The cyclic mass, which became the standard type of mass composition around the middle of the 15th century, used cantus firmus technique as its commonest organising principle. At first the cantus firmus was almost always drawn from plainchant, but the range of sources gradually widened to include other sacred sources and even sometimes popular songs. The cantus firmus was at first restricted to the tenor, but by the end of the century many composers experimented with other ways of using it, such as introducing it into each voice as a contrapuntal subject, or using it with a variety of rhythms. During the 16th century the cantus firmus technique began to be abandoned, replaced with the parody (or imitation) technique, in which multiple voices of a pre-existing source were incorporated into a sacred composition such as a mass. Yet while composers in Italy, France, and the Low Countries used the parody and paraphrase techniques, composers in Spain, Portugal, and Germany continued to use the cantus firmus method in nationally idiosyncratic ways.

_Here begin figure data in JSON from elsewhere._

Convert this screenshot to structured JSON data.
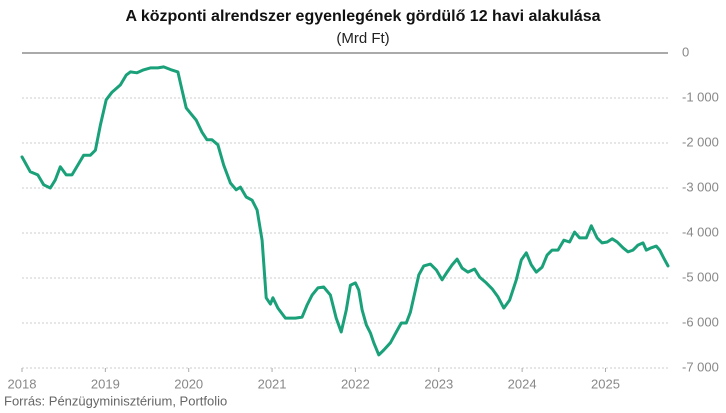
{
  "chart_data": {
    "type": "line",
    "title": "A központi alrendszer egyenlegének gördülő 12 havi alakulása",
    "subtitle": "(Mrd Ft)",
    "source": "Forrás: Pénzügyminisztérium, Portfolio",
    "xlim": [
      2018,
      2025.75
    ],
    "xticks": [
      2018,
      2019,
      2020,
      2021,
      2022,
      2023,
      2024,
      2025
    ],
    "ylim": [
      -7000,
      0
    ],
    "yticks": [
      0,
      {
        "value": -1000,
        "label": "-1 000"
      },
      {
        "value": -2000,
        "label": "-2 000"
      },
      {
        "value": -3000,
        "label": "-3 000"
      },
      {
        "value": -4000,
        "label": "-4 000"
      },
      {
        "value": -5000,
        "label": "-5 000"
      },
      {
        "value": -6000,
        "label": "-6 000"
      },
      {
        "value": -7000,
        "label": "-7 000"
      }
    ],
    "grid": true,
    "x": [
      2018.0,
      2018.1,
      2018.19,
      2018.26,
      2018.34,
      2018.4,
      2018.46,
      2018.53,
      2018.6,
      2018.67,
      2018.74,
      2018.82,
      2018.88,
      2018.94,
      2019.01,
      2019.08,
      2019.18,
      2019.25,
      2019.3,
      2019.38,
      2019.45,
      2019.54,
      2019.63,
      2019.7,
      2019.8,
      2019.87,
      2019.92,
      2019.97,
      2020.04,
      2020.09,
      2020.16,
      2020.22,
      2020.28,
      2020.35,
      2020.42,
      2020.5,
      2020.57,
      2020.62,
      2020.69,
      2020.76,
      2020.82,
      2020.88,
      2020.93,
      2020.98,
      2021.01,
      2021.07,
      2021.16,
      2021.28,
      2021.36,
      2021.42,
      2021.48,
      2021.55,
      2021.62,
      2021.7,
      2021.77,
      2021.83,
      2021.89,
      2021.94,
      2022.0,
      2022.04,
      2022.08,
      2022.13,
      2022.18,
      2022.22,
      2022.28,
      2022.34,
      2022.42,
      2022.49,
      2022.55,
      2022.61,
      2022.66,
      2022.72,
      2022.76,
      2022.82,
      2022.9,
      2022.97,
      2023.04,
      2023.1,
      2023.16,
      2023.22,
      2023.28,
      2023.35,
      2023.43,
      2023.49,
      2023.57,
      2023.64,
      2023.71,
      2023.78,
      2023.85,
      2023.93,
      2023.99,
      2024.05,
      2024.11,
      2024.17,
      2024.24,
      2024.3,
      2024.36,
      2024.43,
      2024.5,
      2024.57,
      2024.63,
      2024.69,
      2024.77,
      2024.83,
      2024.9,
      2024.96,
      2025.02,
      2025.08,
      2025.14,
      2025.21,
      2025.27,
      2025.33,
      2025.39,
      2025.45,
      2025.49,
      2025.55,
      2025.61,
      2025.65,
      2025.7,
      2025.75
    ],
    "series": [
      {
        "color": "#1aa179",
        "values": [
          -2310,
          -2640,
          -2710,
          -2930,
          -3000,
          -2820,
          -2530,
          -2710,
          -2710,
          -2490,
          -2270,
          -2270,
          -2160,
          -1600,
          -1040,
          -870,
          -710,
          -490,
          -420,
          -440,
          -380,
          -330,
          -330,
          -310,
          -380,
          -420,
          -820,
          -1220,
          -1380,
          -1490,
          -1760,
          -1930,
          -1930,
          -2040,
          -2490,
          -2890,
          -3040,
          -2980,
          -3200,
          -3270,
          -3490,
          -4160,
          -5440,
          -5580,
          -5440,
          -5670,
          -5890,
          -5890,
          -5870,
          -5600,
          -5380,
          -5220,
          -5200,
          -5380,
          -5890,
          -6200,
          -5710,
          -5160,
          -5110,
          -5270,
          -5710,
          -6040,
          -6220,
          -6440,
          -6710,
          -6600,
          -6440,
          -6200,
          -6000,
          -6000,
          -5760,
          -5270,
          -4930,
          -4730,
          -4690,
          -4820,
          -5040,
          -4870,
          -4710,
          -4580,
          -4780,
          -4870,
          -4800,
          -4980,
          -5110,
          -5240,
          -5420,
          -5670,
          -5490,
          -5040,
          -4600,
          -4440,
          -4710,
          -4870,
          -4760,
          -4490,
          -4380,
          -4380,
          -4160,
          -4200,
          -3980,
          -4110,
          -4110,
          -3840,
          -4110,
          -4220,
          -4200,
          -4130,
          -4200,
          -4330,
          -4420,
          -4380,
          -4270,
          -4220,
          -4380,
          -4330,
          -4290,
          -4380,
          -4560,
          -4730
        ]
      }
    ]
  }
}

Probably the most widely set of the secular cantus firmus melodies was "L'homme armé". Over 40 settings are known, including two by Josquin des Prez, and six by an anonymous composer or composers in Naples, which were intended as a cycle. Many composers of the middle and late Renaissance wrote at least one mass based on this melody, and the practice lasted into the seventeenth century, with a late setting by Carissimi. There are several theories regarding the meaning of the name: one suggests that the "armed man" represents St Michael the Archangel, while another suggests that it refers to the name of a popular tavern (Maison L'Homme Armé) near Dufay's rooms in Cambrai. Being that this music arose shortly after the Fall of Constantinople in 1453, it is possible that the text "the armed man should be feared" arose from the fear of the Ottoman Turks, who were expanding militarily towards central Europe. There are numerous other examples of secular cantus firmi used for composition of masses; some of the most famous include: "Se la face ay pale" (Dufay), "Fortuna desperata" (attributed to Antoine Busnois), "Fors seulement" (Johannes Ockeghem), "Mille Regretz", and "Westron Wynde" (anonymous).

German composers in the Baroque period in Germany, notably Bach, used chorale melodies as cantus firmi. In the opening movement of Bach's St Matthew Passion, the chorale "O Lamm Gottes, unschuldig" appears in long notes, sung by a separate choir of boys "in ripieno".

==As a teaching tool==

- Using a cantus firmus as a means of teaching species counterpoint was the basis of Gradus ad Parnassum by Johann Joseph Fux, although the method was first published by Girolamo Diruta in 1610. Counterpoint is still taught routinely using a method adapted from Fux, and based on the cantus firmus. Cantus firmi used to teach counterpoint adhere to certain rules of music theory, including beginning and ending on a tonic note, and only containing consonant intervals.

==As metaphor==
Several writers have used "cantus firmus" as a metaphor. Kate Gross used it for those childhood pursuits that give her happiness and define her - pursuits that she calls the "enduring melody" of her life.

Dietrich Bonhoeffer also uses the metaphor for love for God in his "Letters and Papers from Prison".